“It’s my style, and I do it on purpose,” he says. “But it’s instinct also. I think it’s kind of funny and it’s what people want, [for me] to totally, narcissistically tie everything back to my fascinations and my life and my interests.”
He suspects that if he wrote a book that grandly declared it was about “the power of words” it just wouldn’t work. He’s always envied Jon Ronson, whose books like The Men Who Stare at Goats, or the ahead-of-the-curve So You’ve Been Publicly Shamed take an issue and dig into it.
But Safran feels he can’t write that way: he needs a story: “Like my book Murder in Mississippi was about a murder in Mississippi”. When he’s got a theme – in this book, the power in the simple act of re-labelling things – his instinct is to complicate things.
“I use the tools of journalism, and I use the tools of op ed, and maybe the tools of activism, and I apply that to storytelling,” he says. “Which is a different thing. In storytelling, you want people to read between the lines.
“Like my last book was about white supremacists, but there’s no point where I go ‘well, white supremacy is bad’. When you’re into storytelling and that area of comedy and fun, it’s like you’re dabbling in ambiguity; you’re toying with your reader and I much prefer that.”
Why? Part of it is self-doubt.
“I don’t think anyone would accept me doing it the other way,” he says. “They’d just be ‘shut up John’, if I was starting to be whiney.”
It’s a two-edged sword, when you’ve become lodged in the public consciousness as that sarcastic, funny guy from Race Around the World.
“People who like you like, it, but the other side is you come across like a bit of a jerk, so you’ve got to be so careful. People don’t accept any whining, any complaints from you because it’s like, ‘f— you; you’re such a smart arse you deserve to be punched in the eye by that Philip Morris person’.
“I wouldn’t get away with doing what John Oliver does, or Jon Stewart. It’s really weird; people don’t accept me whining about anything because I’ve whined about things occasionally and people just don’t listen.”
He struggled with it between drafts of the book. Parts of it disappeared that he felt were too nakedly activist, too firm in their convictions.

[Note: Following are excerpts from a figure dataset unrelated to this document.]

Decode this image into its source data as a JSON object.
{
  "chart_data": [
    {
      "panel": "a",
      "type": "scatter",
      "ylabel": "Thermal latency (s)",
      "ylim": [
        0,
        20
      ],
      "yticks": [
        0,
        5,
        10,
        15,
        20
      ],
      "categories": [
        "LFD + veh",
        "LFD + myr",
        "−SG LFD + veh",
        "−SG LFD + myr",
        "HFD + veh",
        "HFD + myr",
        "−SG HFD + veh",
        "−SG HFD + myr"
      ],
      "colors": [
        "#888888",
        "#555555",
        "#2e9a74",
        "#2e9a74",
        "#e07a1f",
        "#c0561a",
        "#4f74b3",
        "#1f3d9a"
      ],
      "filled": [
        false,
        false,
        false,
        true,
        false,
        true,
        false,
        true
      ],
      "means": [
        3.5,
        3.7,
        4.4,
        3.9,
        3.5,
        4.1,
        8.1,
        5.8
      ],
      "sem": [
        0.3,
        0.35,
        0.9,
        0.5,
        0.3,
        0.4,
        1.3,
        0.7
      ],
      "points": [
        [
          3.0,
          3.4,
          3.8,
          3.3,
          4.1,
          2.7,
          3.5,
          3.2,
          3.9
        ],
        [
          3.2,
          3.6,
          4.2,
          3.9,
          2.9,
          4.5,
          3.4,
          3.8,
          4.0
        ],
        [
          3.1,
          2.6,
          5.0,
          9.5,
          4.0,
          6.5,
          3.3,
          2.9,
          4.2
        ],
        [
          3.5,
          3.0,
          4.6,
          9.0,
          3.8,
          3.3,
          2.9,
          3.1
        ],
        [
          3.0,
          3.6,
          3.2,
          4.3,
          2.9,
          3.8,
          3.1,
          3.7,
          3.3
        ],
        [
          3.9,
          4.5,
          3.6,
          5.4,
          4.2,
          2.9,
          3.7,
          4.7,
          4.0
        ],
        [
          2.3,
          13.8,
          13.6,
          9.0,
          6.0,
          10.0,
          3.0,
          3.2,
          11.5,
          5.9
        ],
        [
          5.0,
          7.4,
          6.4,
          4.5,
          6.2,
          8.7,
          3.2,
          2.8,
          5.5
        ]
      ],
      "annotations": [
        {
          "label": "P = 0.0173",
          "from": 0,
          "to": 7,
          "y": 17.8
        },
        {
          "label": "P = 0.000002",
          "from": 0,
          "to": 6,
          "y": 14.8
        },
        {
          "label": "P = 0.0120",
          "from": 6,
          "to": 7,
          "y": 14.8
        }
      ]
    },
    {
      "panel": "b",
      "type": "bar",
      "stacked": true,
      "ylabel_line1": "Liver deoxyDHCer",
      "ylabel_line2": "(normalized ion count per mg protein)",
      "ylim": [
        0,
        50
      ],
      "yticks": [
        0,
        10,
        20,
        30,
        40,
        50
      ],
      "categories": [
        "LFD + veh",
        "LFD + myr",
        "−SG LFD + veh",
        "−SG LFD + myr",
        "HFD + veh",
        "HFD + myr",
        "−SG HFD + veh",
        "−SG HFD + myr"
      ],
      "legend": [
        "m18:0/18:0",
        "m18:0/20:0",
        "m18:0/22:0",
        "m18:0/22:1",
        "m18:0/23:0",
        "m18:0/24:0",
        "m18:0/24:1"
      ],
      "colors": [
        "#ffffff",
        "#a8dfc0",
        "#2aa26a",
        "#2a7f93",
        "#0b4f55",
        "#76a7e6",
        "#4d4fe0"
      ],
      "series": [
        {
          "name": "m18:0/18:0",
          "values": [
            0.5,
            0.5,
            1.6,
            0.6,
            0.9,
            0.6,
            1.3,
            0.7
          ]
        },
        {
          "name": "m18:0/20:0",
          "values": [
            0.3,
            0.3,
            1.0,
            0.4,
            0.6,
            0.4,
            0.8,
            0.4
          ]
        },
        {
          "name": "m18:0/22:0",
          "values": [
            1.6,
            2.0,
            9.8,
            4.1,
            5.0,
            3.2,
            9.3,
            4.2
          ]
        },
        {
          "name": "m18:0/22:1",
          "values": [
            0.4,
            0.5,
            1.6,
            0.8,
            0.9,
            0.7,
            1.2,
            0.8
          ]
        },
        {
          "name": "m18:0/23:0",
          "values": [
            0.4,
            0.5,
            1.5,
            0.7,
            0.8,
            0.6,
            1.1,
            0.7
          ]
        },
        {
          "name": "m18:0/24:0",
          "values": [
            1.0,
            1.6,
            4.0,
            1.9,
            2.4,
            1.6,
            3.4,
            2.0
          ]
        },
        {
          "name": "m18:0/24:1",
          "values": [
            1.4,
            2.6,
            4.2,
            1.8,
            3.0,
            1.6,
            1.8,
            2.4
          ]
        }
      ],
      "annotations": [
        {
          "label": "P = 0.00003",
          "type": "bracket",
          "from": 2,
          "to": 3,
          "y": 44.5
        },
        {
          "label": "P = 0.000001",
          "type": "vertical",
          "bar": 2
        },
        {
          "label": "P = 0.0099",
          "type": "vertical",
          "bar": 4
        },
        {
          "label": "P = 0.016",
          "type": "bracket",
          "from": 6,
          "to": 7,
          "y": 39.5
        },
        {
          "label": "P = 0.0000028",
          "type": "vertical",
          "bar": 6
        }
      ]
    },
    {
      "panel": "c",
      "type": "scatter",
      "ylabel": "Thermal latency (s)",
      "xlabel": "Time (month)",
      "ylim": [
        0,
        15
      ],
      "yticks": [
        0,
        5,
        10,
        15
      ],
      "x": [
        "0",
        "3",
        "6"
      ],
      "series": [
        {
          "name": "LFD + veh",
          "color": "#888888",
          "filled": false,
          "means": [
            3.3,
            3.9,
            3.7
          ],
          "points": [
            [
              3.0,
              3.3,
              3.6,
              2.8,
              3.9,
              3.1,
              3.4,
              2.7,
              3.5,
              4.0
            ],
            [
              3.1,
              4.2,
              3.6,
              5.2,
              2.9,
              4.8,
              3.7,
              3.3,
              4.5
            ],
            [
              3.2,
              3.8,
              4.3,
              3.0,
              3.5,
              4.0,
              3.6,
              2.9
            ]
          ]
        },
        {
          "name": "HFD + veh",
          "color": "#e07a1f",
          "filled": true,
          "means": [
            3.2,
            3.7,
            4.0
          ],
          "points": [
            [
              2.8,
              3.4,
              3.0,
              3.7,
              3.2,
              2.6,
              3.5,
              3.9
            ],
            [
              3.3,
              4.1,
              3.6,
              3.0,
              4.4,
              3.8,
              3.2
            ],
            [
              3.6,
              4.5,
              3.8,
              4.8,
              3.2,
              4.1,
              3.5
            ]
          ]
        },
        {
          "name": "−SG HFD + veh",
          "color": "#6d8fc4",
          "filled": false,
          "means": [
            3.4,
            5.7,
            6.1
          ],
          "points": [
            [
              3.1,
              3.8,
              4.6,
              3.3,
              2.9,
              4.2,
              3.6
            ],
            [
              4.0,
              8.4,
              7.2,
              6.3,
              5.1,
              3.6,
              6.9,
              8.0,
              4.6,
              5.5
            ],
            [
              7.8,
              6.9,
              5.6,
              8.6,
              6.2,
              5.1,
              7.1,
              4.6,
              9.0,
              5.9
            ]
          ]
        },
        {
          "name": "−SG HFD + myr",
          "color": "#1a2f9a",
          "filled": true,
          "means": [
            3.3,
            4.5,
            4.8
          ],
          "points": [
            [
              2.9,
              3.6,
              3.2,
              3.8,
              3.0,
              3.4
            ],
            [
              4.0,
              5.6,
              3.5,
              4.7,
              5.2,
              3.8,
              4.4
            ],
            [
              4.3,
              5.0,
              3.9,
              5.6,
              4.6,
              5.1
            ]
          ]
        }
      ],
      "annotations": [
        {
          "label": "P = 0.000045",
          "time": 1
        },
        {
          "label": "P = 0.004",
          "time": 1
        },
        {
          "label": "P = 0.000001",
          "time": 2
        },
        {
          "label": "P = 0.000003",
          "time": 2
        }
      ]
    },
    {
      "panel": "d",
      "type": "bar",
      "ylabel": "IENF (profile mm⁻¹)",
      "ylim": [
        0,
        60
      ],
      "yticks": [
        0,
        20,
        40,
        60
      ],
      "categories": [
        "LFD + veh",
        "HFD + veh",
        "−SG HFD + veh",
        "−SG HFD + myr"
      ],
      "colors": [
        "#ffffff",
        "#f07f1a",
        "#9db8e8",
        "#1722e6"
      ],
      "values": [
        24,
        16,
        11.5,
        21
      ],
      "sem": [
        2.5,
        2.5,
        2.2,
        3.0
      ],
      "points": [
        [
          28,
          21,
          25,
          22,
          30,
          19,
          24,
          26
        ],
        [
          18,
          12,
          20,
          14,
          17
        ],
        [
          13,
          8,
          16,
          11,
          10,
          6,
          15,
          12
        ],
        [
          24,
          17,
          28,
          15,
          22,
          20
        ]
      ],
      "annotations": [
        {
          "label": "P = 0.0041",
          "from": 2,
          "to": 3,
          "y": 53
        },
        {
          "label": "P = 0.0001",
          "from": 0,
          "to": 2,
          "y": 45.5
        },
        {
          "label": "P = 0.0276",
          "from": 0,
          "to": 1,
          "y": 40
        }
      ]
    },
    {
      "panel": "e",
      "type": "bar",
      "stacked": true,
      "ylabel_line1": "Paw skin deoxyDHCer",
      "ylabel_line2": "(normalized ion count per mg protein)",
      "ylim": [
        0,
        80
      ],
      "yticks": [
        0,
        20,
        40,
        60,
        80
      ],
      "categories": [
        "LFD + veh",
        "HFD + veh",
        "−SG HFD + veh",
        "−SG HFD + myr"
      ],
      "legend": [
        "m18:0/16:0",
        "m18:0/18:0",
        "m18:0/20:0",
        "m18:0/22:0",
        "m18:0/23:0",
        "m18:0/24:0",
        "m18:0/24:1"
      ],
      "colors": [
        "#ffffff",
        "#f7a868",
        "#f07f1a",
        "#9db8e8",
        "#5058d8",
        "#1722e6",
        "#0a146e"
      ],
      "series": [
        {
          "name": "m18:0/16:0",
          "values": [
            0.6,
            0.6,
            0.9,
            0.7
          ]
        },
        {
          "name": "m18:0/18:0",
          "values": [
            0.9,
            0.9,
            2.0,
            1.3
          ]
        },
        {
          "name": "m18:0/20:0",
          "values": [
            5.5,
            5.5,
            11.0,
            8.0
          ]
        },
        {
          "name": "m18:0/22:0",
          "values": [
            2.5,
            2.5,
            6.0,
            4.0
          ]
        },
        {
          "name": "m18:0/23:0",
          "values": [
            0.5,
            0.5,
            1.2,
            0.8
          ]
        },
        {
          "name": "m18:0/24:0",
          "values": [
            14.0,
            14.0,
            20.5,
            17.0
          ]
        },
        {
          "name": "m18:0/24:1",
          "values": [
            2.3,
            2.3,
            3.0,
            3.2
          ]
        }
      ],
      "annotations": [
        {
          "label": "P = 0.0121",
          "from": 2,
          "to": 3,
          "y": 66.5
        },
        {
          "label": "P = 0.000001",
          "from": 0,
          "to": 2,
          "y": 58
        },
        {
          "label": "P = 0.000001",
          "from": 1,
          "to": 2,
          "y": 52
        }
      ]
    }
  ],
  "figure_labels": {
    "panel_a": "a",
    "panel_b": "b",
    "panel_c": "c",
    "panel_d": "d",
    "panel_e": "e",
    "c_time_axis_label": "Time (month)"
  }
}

He wanted to be forthright – “you just think ’oh, for f—‘s sake, it’s Philip Morris, it’s a f—ing cigarette company, they kill people, right? Surely Safo can just whine a bit about them or be a bit judgy?’ But it just didn’t work creatively. I had to figure out how to write it.”
It worked to do more “floundering around” at the start and “talk a bit harder at the end”, he says.
And he’s not complaining about not being able to complain, honestly.
“I’m obviously privileged. I get a book deal, I get to have my say, but there are conditions on that and probably good conditions. And screw me, most people don’t get the opportunity.”
His last three big projects have been books, now, “so I guess I’m a book writer because that’s what the facts suggest”, and he’s happy with that. He really enjoys the process, getting to “wander into the world” (pandemic allowing), not having to convince people to be on camera and worry about microphones, the ability to go way further down the rabbit holes that present themselves. He even likes the end bit, when he takes his notes and interviews and locks himself in the flat with a deadline looming “and I just go crazy for a few months”.
“And if my thing is ‘you just have to be funny, you have to put yourself in danger and you can’t whine’, then so be it. I mean that’s still a pretty good job.”